Bad release management practices

Based on the reports heard so far, the signature data update ("channel file") had passed all their build time checks. The malformed data was inserted into the build artifacts at a later stage, before the now-modified release artifact was finally made available to their installed client base.

How is that an acceptable release mechanism?

As if that wasn't enough, the updated artifacts were made globally available without (apparently) testing them internally first. Even the most basic testing scheme should have caught an entire fleet of machines crashing after update. So either Crowdstrike did not have testing regime in place - or they did, and nobody paid attention to what the test systems were showing.

How is that an acceptable release strategy?

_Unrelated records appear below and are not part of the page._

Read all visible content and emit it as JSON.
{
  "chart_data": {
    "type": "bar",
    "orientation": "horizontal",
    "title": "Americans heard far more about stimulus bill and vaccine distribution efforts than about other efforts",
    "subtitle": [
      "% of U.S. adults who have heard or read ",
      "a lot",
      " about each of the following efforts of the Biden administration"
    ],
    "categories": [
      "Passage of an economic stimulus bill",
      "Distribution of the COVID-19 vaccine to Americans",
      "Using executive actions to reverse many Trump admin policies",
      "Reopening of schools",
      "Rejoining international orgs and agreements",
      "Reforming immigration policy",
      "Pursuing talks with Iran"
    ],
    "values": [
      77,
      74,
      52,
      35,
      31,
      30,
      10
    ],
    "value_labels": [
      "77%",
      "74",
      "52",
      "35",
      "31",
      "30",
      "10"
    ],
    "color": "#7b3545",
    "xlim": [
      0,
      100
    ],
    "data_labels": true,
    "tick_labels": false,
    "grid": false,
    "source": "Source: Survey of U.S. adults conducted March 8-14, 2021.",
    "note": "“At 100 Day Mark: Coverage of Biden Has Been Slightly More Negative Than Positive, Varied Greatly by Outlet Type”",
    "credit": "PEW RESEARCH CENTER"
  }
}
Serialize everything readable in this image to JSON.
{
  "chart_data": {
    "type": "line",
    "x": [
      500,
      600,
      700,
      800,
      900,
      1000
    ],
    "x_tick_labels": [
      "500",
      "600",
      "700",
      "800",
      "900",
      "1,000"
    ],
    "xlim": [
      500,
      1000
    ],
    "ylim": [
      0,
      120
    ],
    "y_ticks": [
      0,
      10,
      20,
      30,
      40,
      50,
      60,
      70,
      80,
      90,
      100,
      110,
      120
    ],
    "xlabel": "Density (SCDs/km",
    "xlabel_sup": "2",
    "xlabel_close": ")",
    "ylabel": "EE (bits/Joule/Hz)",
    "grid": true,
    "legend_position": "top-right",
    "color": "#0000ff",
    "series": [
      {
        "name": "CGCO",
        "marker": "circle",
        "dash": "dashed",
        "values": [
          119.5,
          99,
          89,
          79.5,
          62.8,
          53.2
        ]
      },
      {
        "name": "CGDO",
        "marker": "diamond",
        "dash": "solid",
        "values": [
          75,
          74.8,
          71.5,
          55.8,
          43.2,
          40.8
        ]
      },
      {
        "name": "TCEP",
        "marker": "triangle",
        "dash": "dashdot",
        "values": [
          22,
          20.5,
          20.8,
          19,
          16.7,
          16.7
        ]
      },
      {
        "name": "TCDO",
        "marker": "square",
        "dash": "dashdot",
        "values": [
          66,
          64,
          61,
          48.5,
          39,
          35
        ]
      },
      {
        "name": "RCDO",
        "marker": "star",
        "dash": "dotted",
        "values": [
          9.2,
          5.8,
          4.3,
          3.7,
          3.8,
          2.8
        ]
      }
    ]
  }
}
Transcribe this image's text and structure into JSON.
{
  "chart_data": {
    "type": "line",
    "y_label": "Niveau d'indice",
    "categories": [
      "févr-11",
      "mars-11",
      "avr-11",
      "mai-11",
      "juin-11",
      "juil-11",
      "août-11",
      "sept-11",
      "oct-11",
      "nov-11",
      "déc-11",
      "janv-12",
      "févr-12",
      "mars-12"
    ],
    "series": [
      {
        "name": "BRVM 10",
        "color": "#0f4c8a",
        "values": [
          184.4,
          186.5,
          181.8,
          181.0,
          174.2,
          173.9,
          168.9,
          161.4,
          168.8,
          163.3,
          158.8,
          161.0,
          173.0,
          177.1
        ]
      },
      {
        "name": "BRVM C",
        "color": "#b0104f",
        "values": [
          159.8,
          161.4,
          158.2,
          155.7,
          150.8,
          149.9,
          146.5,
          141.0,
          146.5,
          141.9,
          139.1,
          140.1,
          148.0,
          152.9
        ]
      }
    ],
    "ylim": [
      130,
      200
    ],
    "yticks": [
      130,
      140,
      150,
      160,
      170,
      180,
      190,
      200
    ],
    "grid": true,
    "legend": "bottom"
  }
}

And if Crowdstrike, a supposedly industry-leading giant is doing it this badly - how bad is it with the rest of the industry?

Perverse incentives

Based on grapevine and rumour mill (ie. things I can not attribute or verify), EDR vendors have contractual SLAs that bind them to a guaranteed 4-hour turnaround from "new threat detected" to "signature and prevention mechanism deployed to clients".

High pressure. Complex problems. Arbitrarily tight, unrealistic deadlines.

That is a recipe for cutting corners and bypassing checks. If running a pre-release check cycle takes 20 minutes and you're already running out of time, then sure, by all means, YOLO the release. If you breach the SLA, your clients are going to get hefty discounts and service credits - and your boss's boss will miss their annual bonus ladder.

What's the worst that could happen?

Regulatory capture

A lesser known misfeature of the security product vendor race is that once a vendor is big enough and well-known enough, their name gets "somehow" added to security questionnaire templates. These templates are used by various regulators, auditors, clients' vendor diligence/assurance teams, and insurers. Get big enough as a vendor, and you get added to a list of pre-approved/known-good providers, into a dropdown menu in spreadsheet, or a radio button menu in a web form.

These questionnaires are everywhewre. Every time you, as a party getting questioned, pick the sane option ("other"), you get to explain the reason for doing so to non-technical, non-security people. It is no wonder that for a company going through the same dance for the umpteenth time, someone high up in the chain will eventually decide that it's going to be easier to buy a solution from one of the listed vendors just to cut down on the time and headache.

A tacit moat is still a moat.

Disaster recovery through clicky-clicky

As bad as the security product vendors may be, they are not the only ones to drop the ball. This disaster took out more than eight million systems in a couple of hours. The companies impacted will take days, if not weeks, to recover in full.

In this day and age, system provisioning and recovery should be a solved problem. Frequently updated, well maintained golden images with well exercised, automated (re)install cycles should be table stakes.

They're not.

Instead we have overburdened IT admin teams who have to go around from machine to machine, clicking buttons in the right order, to get the basic functionality back.

Our industries are running fleets of machines that are capable of doing the same thing over and over again, blazingly fast, never getting tired. We supposedly thrive on automation. And yet the actual maintenance of these same machines is done without taking advantage of the same automation capabilities. Instead of routinely used scripts taking care of the mundane activities, we depend on runbooks with screenshots to explain which button to click at any given step in the sequence.

The outro

A global outage thanks to security vendor failure was not an accident. It was an inevitability.

And we're going to see it happen again.